Peter Pan
Days, 2007
Sideproject des Collage- und Satellite-Drummers Wojtek Szadkowski.
Und so ähnlich kling das Album dann natürlich auch.
Allerdings gibt es auch einige markante Unterschiede. Der Sound ist deutlich klarer und direkter, weniger mit Soundeffekten überladen, besser, kerniger und knackiger (was vor allem auch an der mehr in den Vordergrund gerückten Gitarre liegt, die allerdings auch nahtlos perfekt in den symphonisch-progressiven Grundtonus des Collage- und Satellitesounds passt und deshalb niemals aufdringlich oder störend wirkt). Außerdem hat ein anderer Sänger den Part von Robert Amirian übernommen.

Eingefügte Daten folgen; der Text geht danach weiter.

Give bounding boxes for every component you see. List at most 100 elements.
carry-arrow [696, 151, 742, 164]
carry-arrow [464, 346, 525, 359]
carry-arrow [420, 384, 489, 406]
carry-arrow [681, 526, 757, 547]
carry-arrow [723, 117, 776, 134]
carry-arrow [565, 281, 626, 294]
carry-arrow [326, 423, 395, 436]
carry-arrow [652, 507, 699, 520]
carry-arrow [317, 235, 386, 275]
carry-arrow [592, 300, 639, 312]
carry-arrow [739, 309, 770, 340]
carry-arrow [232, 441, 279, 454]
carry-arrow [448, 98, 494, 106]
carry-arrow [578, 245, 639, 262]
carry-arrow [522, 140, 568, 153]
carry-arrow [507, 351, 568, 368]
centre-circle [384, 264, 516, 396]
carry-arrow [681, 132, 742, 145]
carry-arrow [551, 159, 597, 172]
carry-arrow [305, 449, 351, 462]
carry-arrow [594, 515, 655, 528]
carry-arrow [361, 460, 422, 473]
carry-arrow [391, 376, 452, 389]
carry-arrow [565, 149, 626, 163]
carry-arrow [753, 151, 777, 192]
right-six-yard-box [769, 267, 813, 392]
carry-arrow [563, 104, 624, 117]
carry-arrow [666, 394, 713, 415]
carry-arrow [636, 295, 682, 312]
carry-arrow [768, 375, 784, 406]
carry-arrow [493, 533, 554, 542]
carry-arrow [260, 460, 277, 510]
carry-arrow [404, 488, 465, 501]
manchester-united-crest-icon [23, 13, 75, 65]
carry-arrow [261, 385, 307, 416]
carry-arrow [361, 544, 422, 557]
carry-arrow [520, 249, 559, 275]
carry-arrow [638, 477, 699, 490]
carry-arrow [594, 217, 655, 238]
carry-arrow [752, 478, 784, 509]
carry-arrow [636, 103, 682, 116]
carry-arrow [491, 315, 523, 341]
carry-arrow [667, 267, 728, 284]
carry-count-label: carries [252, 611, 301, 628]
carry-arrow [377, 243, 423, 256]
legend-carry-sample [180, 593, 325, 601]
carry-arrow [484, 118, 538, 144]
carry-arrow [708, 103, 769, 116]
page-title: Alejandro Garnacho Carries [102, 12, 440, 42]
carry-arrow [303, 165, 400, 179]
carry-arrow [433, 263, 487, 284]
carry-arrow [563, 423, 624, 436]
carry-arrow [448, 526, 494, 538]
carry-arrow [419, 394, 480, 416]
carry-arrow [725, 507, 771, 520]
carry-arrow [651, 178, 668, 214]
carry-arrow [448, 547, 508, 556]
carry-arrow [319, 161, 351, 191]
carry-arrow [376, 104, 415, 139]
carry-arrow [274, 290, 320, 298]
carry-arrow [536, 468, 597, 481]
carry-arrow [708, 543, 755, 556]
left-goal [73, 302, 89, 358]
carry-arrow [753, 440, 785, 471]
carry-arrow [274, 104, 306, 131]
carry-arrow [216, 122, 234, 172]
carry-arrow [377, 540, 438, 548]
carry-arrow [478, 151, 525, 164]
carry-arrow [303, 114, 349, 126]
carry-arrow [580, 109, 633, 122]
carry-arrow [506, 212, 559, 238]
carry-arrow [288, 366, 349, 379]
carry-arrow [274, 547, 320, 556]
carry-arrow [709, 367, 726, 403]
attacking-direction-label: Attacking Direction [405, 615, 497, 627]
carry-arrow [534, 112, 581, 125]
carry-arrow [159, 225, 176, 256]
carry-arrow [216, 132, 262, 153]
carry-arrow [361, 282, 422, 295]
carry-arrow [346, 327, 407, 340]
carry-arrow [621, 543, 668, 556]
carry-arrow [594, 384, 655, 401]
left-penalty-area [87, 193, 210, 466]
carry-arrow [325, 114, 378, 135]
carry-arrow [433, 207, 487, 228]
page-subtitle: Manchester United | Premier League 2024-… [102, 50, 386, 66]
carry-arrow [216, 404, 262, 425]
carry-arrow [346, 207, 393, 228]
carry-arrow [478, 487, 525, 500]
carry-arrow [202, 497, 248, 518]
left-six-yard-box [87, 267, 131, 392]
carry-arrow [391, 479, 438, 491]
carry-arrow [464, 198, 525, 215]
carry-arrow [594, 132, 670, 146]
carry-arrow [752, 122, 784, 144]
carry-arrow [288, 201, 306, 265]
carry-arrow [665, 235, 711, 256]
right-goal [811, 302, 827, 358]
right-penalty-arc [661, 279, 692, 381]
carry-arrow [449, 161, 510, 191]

Auch das tut dem Sound zur Abwechslung mal ganz gut. Der Neue, ein gewisser "Peter", singt härter und rauer, ohne dabei jedoch unmelodisch zu werden, und verfügt - bei allem Respekt für den sehr guten Gesang von Amirian - über eine wesentlich größere emotionale Bandbreite, d.h., es flüstert, krächzt, spricht, säuselt und schreit merklich abwechslungsreicher als bei Amirian. Und das erinnert dann manchmal tatsächlich an den alten, bärenstarken Fish (ohne jedoch Plagiat zu sein).
Szadkowskis eigenen Worten gemäß das beste Album seiner bisherigen Karriere.
Und da könnte er sogar Recht haben. Sicher noch ein gutes Stück besser und inspirierter als die letzten beiden, etwas überladenen, Satellite-Alben und mindestens gleichrangig mit der legendären
"Moonshine" aus dem Jahre 1994.
Ein super Prog-Album mit Tiefenwirkung und Pfeffer!
Einziges Manko: die mit knapp 41 Minuten doch sehr ärmliche Laufzeit.
100 %
***
Auch im Dauerbetrieb überzeugend. Übt eine ganz seltsame Faszination aus, die Platte. Ein anderer sehr treffender, musikalischer Vergleich wäre vielleicht
"Aragon".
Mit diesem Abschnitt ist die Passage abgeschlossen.